Phthalate metabolites have short elimination half-lives of 3–8 h in the human body (Anderson et al. 2011; Kessler et al. 2012; Koch et al. 2012). The back-calculation of metabolite levels in single spot or morning urine samples to the total amount of phthalate ingested during the day is, therefore, necessarily subject to uncertainties. This uncertainty is higher for oral exposures than for dermal exposures, for which the slow absorption from the skin rather than the serum elimination kinetics can be the rate-limiting step that governs the disappearance from the body. Moreover, the amount of phthalates taken up on different days can vary greatly. In addition taking into account the impact of fluid intake and sweating on urinary output rate, extreme values of metabolite concentrations in urine in particular should be interpreted with caution. As a consequence, particularly high metabolite levels in spot or morning urine samples generally lead to a significant overestimation of the 24-h intake as well as the long-term intake. Measures of central tendency such as the median, on the other hand, appear to be reasonably comparable (Aylward et al. 2017; Fisher et al. 2015; Frederiksen et al. 2013; Koch et al. 2017). Finally, uncertainties may occur when quantifying the MnHexP concentration CU in urine. In the present analysis, however, it was assumed that these have a negligible influence on the estimates of the daily intake of DnHexP.

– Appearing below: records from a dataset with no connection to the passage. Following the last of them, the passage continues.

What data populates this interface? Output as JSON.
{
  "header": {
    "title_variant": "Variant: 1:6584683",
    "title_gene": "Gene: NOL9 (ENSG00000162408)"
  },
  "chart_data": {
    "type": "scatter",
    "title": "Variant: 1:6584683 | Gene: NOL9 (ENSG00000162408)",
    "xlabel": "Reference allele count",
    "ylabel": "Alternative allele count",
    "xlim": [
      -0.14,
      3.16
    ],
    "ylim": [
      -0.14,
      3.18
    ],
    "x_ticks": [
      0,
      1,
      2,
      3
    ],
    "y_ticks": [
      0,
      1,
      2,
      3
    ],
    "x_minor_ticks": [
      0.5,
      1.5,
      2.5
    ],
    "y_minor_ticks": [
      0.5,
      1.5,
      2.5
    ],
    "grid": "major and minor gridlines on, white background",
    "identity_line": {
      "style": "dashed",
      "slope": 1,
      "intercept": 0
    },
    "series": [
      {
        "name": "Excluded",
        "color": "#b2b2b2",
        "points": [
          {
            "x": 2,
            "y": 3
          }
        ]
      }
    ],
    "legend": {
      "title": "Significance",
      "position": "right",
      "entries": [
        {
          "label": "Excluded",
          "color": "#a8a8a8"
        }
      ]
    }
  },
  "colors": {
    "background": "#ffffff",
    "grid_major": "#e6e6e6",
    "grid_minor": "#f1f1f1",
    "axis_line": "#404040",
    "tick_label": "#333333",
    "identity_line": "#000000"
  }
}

The assumed dermal absorption fraction fabs of 0.05 is probably an overestimation. According to the study by Elsisi et al. (1989), less than 6% of the dermal dose of DnHexP was excreted in the urine of rats within the first 2 days after the start of dermal administration. This indicates that dermal absorption is slow. Given that rat skin is approximately four times more permeable than human skin (Pakalin et al. 2008; SCCP 2007), dermal absorption in humans is more likely to be approximately 1.5%.

Since phthalates with C4-C6 side-chains share a common mechanism of action, an additive effect can be assumed. The safety assessment described refers only to DnHexP in cosmetic products. Background contamination with other phthalates or from other sources was not taken into account. Relevant impurities must also be addressed in the safety assessment, which must be carried out by the producer for both ingredients and the product before a cosmetic product is made available on the market.